Kişinin nefsini arındırıp yüceltmesinden maksat, kendisini kötü düşünce, söz ve eylemlerden uzaklaştırmasıdır. Yüce Allah, nefsini arındırıp, yücelten kişilerin ahirette felaha ereceklerinden Kur’an’da şöyle buyurmaktadır:
“Nefse ve onu şekillendirene, sonra da ona kötülüğünü ve sakınmasını bildirene yemin olsun ki, nefsini arındıran felaha ermiştir. Onu alçaltıp karanlığa gömen ise kaybetmiştir.” (Şems, 91/7-10.)

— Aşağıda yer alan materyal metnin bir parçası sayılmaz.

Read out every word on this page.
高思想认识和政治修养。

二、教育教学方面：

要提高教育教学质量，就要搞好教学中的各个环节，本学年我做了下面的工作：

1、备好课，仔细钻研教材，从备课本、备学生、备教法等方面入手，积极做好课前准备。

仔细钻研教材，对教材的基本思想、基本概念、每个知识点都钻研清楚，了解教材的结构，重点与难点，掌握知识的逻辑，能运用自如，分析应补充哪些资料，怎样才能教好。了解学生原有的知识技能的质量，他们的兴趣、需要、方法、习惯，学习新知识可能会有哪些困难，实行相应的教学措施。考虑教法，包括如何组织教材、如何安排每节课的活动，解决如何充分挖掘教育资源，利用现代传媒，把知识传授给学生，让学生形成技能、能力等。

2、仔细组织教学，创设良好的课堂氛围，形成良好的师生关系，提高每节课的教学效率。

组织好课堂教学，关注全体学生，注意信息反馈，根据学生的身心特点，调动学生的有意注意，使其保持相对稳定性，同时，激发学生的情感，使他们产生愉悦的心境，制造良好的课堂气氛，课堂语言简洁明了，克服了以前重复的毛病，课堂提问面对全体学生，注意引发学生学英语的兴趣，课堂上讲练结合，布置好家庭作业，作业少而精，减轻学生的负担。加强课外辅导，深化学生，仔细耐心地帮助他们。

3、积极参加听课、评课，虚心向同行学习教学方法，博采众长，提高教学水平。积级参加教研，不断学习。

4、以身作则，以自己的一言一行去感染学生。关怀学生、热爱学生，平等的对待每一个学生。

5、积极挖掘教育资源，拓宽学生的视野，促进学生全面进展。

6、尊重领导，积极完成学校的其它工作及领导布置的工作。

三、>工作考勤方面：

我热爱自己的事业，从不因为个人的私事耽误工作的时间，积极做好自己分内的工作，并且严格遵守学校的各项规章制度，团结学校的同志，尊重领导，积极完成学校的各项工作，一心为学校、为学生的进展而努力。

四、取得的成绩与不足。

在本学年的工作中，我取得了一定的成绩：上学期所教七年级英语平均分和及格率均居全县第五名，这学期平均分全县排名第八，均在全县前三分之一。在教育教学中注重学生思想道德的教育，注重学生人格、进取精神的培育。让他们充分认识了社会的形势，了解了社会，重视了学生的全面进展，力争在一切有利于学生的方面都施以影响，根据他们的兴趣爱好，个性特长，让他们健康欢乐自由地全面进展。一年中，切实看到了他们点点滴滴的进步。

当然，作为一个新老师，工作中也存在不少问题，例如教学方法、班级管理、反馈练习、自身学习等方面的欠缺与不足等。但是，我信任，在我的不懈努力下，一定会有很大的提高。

Bu ayette, nefs kavramının “benlik, şahsiyet, karakter” gibi anlamlara geldiğini söylemek mümkündür. Yüce Allah, “nefsi” yani insan benliğini, şahsiyetini, karakterini yaratırken ona şekil vermiştir. Ruh ile bedenin buluşmasını gelişigüzel yapmamış, bu buluşmadan pek çok karakter özellikleri ortaya çıkmıştır. Akıl, kabiliyet, yetenek, sevgi, inanç, zeka, iffet ve cesaret gibi unsurlar bu ruh-beden buluşmasında insan karakterine kazandırılmıştır.

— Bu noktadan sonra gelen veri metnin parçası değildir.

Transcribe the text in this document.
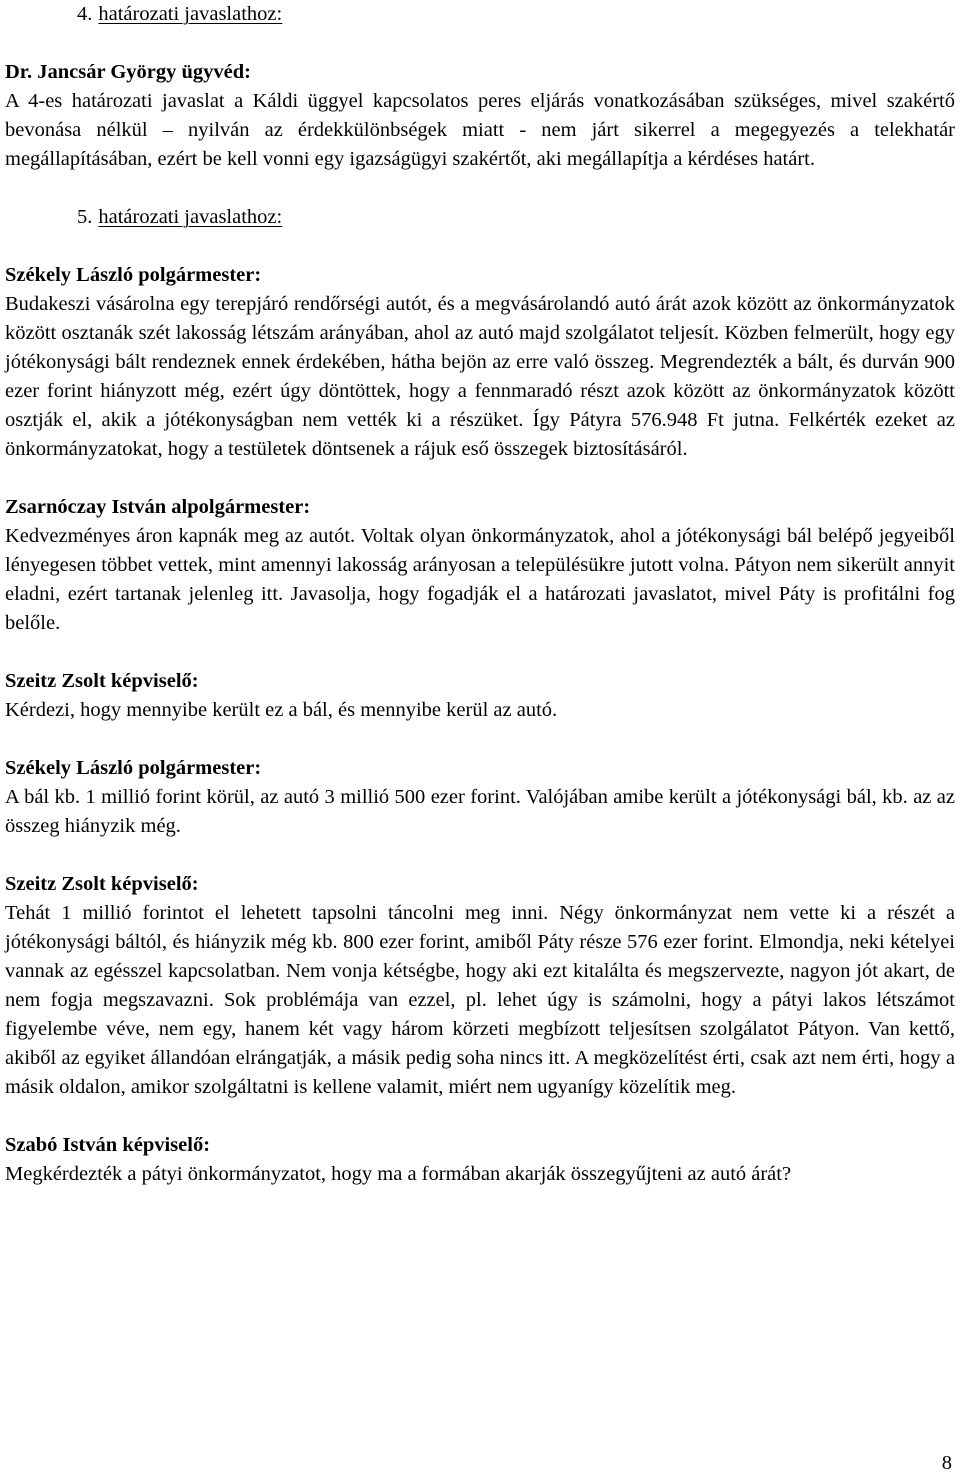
4. határozati javaslathoz:

Dr. Jancsár György ügyvéd:

A 4-es határozati javaslat a Káldi üggyel kapcsolatos peres eljárás vonatkozásában szükséges, mivel szakértő bevonása nélkül – nyilván az érdekkülönbségek miatt - nem járt sikerrel a megegyezés a telekhatár megállapításában, ezért be kell vonni egy igazságügyi szakértőt, aki megállapítja a kérdéses határt.

5. határozati javaslathoz:

Székely László polgármester:

Budakeszi vásárolna egy terepjáró rendőrségi autót, és a megvásárolandó autó árát azok között az önkormányzatok között osztanák szét lakosság létszám arányában, ahol az autó majd szolgálatot teljesít. Közben felmerült, hogy egy jótékonysági bált rendeznek ennek érdekében, hátha bejön az erre való összeg. Megrendezték a bált, és durván 900 ezer forint hiányzott még, ezért úgy döntöttek, hogy a fennmaradó részt azok között az önkormányzatok között osztják el, akik a jótékonyságban nem vették ki a részüket. Így Pátyra 576.948 Ft jutna. Felkérték ezeket az önkormányzatokat, hogy a testületek döntsenek a rájuk eső összegek biztosításáról.

Zsarnóczay István alpolgármester:

Kedvezményes áron kapnák meg az autót. Voltak olyan önkormányzatok, ahol a jótékonysági bál belépő jegyeiből lényegesen többet vettek, mint amennyi lakosság arányosan a településükre jutott volna. Pátyon nem sikerült annyit eladni, ezért tartanak jelenleg itt. Javasolja, hogy fogadják el a határozati javaslatot, mivel Páty is profitálni fog belőle.

Szeitz Zsolt képviselő:

Kérdezi, hogy mennyibe került ez a bál, és mennyibe kerül az autó.

Székely László polgármester:

A bál kb. 1 millió forint körül, az autó 3 millió 500 ezer forint. Valójában amibe került a jótékonysági bál, kb. az az összeg hiányzik még.

Szeitz Zsolt képviselő:

Tehát 1 millió forintot el lehetett tapsolni táncolni meg inni. Négy önkormányzat nem vette ki a részét a jótékonysági báltól, és hiányzik még kb. 800 ezer forint, amiből Páty része 576 ezer forint. Elmondja, neki kételyei vannak az egésszel kapcsolatban. Nem vonja kétségbe, hogy aki ezt kitalálta és megszervezte, nagyon jót akart, de nem fogja megszavazni. Sok problémája van ezzel, pl. lehet úgy is számolni, hogy a pátyi lakos létszámot figyelembe véve, nem egy, hanem két vagy három körzeti megbízott teljesítsen szolgálatot Pátyon. Van kettő, akiből az egyiket állandóan elrángatják, a másik pedig soha nincs itt. A megközelítést érti, csak azt nem érti, hogy a másik oldalon, amikor szolgáltatni is kellene valamit, miért nem ugyanígy közelítik meg.

Szabó István képviselő:

Megkérdezték a pátyi önkormányzatot, hogy ma a formában akarják összegyűjteni az autó árát?

8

İnsan, birbirine zıt kutuplar olan fücur ve takva özelliğine sahip çift yönlü bir varlıktır. Fücur, kötülüğü bilme ve seçme yeteneği, kötülüğe eğilim duyma, bir anlamda da kötülüğün kendisidir. Takva ise iyiliği bilme ve seçme, kötülükten sakınıp korunma yeteneği, iyiliğe eğilim duyma, bir anlamda da iyiliğin kendisidir. Bunları, insana ilham eden Allah’tır, ama nefsini arındırma veya kirletme fiilini yapan insanın kendisidir.

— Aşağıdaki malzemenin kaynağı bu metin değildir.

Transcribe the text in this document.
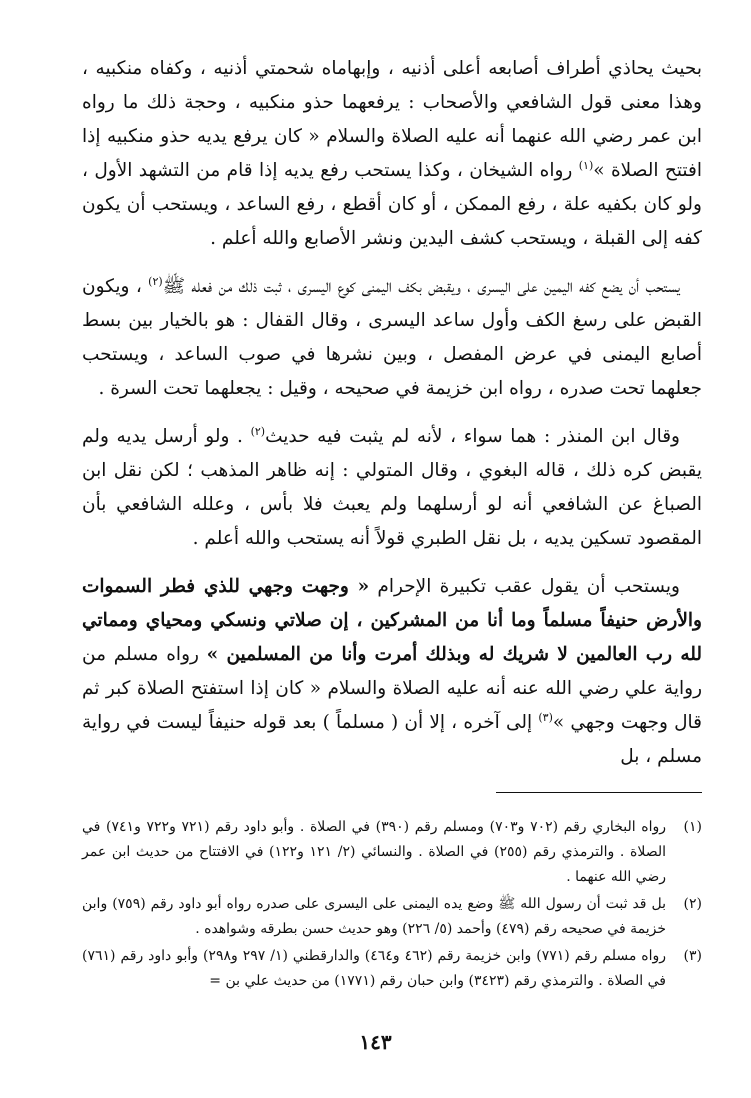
بحيث يحاذي أطراف أصابعه أعلى أذنيه ، وإبهاماه شحمتي أذنيه ، وكفاه منكبيه ، وهذا معنى قول الشافعي والأصحاب : يرفعهما حذو منكبيه ، وحجة ذلك ما رواه ابن عمر رضي الله عنهما أنه عليه الصلاة والسلام « كان يرفع يديه حذو منكبيه إذا افتتح الصلاة »$^{(١)}$ رواه الشيخان ، وكذا يستحب رفع يديه إذا قام من التشهد الأول ، ولو كان بكفيه علة ، رفع الممكن ، أو كان أقطع ، رفع الساعد ، ويستحب أن يكون كفه إلى القبلة ، ويستحب كشف اليدين ونشر الأصابع والله أعلم .

يستحب أن يضع كفه اليمين على اليسرى ، ويقبض بكف اليمنى كوع اليسرى ، ثبت ذلك من فعله ﷺ$^{(٢)}$ ، ويكون القبض على رسغ الكف وأول ساعد اليسرى ، وقال القفال : هو بالخيار بين بسط أصابع اليمنى في عرض المفصل ، وبين نشرها في صوب الساعد ، ويستحب جعلهما تحت صدره ، رواه ابن خزيمة في صحيحه ، وقيل : يجعلهما تحت السرة .

وقال ابن المنذر : هما سواء ، لأنه لم يثبت فيه حديث$^{(٢)}$ . ولو أرسل يديه ولم يقبض كره ذلك ، قاله البغوي ، وقال المتولي : إنه ظاهر المذهب ؛ لكن نقل ابن الصباغ عن الشافعي أنه لو أرسلهما ولم يعبث فلا بأس ، وعلله الشافعي بأن المقصود تسكين يديه ، بل نقل الطبري قولاً أنه يستحب والله أعلم .

ويستحب أن يقول عقب تكبيرة الإحرام « وجهت وجهي للذي فطر السموات والأرض حنيفاً مسلماً وما أنا من المشركين ، إن صلاتي ونسكي ومحياي ومماتي لله رب العالمين لا شريك له وبذلك أمرت وأنا من المسلمين » رواه مسلم من رواية علي رضي الله عنه أنه عليه الصلاة والسلام « كان إذا استفتح الصلاة كبر ثم قال وجهت وجهي »$^{(٣)}$ إلى آخره ، إلا أن ( مسلماً ) بعد قوله حنيفاً ليست في رواية مسلم ، بل

(١)
رواه البخاري رقم (٧٠٢ و٧٠٣) ومسلم رقم (٣٩٠) في الصلاة . وأبو داود رقم (٧٢١ و٧٢٢ و٧٤١) في الصلاة . والترمذي رقم (٢٥٥) في الصلاة . والنسائي (٢/ ١٢١ و١٢٢) في الافتتاح من حديث ابن عمر رضي الله عنهما .
(٢)
بل قد ثبت أن رسول الله ﷺ وضع يده اليمنى على اليسرى على صدره رواه أبو داود رقم (٧٥٩) وابن خزيمة في صحيحه رقم (٤٧٩) وأحمد (٥/ ٢٢٦) وهو حديث حسن بطرقه وشواهده .
(٣)
رواه مسلم رقم (٧٧١) وابن خزيمة رقم (٤٦٢ و٤٦٤) والدارقطني (١/ ٢٩٧ و٢٩٨) وأبو داود رقم (٧٦١) في الصلاة . والترمذي رقم (٣٤٢٣) وابن حبان رقم (١٧٧١) من حديث علي بن =
١٤٣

Fücur, insana, günaha, yanlışa ve kötüye açık olma özelliği vermiştir. Şeytan, işte bu özelliğin eşiğinden insana yaklaşmaktadır. Öte yandan Allah, nefse “takvasını” yani korunma sistemini koymuştur. Her canlının kendini koruma sistemi olduğu gibi insanın da bir korunma sistemi vardır. Böyle bir korunmayı gerçekleştiren sistem kişinin takvası olmaktadır
Sonuç olarak, böyle bir korunma sistemini faaliyete geçirebilenler, kurtuluşa, zafere, mutluluğa ve umduklarına ulaşmış olacaklardır. Buna, kurtuluş denilmesinin sebebi, şeytana karşı verilmiş en büyük mücadelenin kazanılmış olmasındandır. Cehalet, düşüncesizlik, günah ve imansızlığın korkunç zincirinden kurtuluşun zaferi olmaktadır. Bu sebeple, kurtuluşu sağlayan bir bakıma Allah değil, insanın kendisidir diyebiliriz.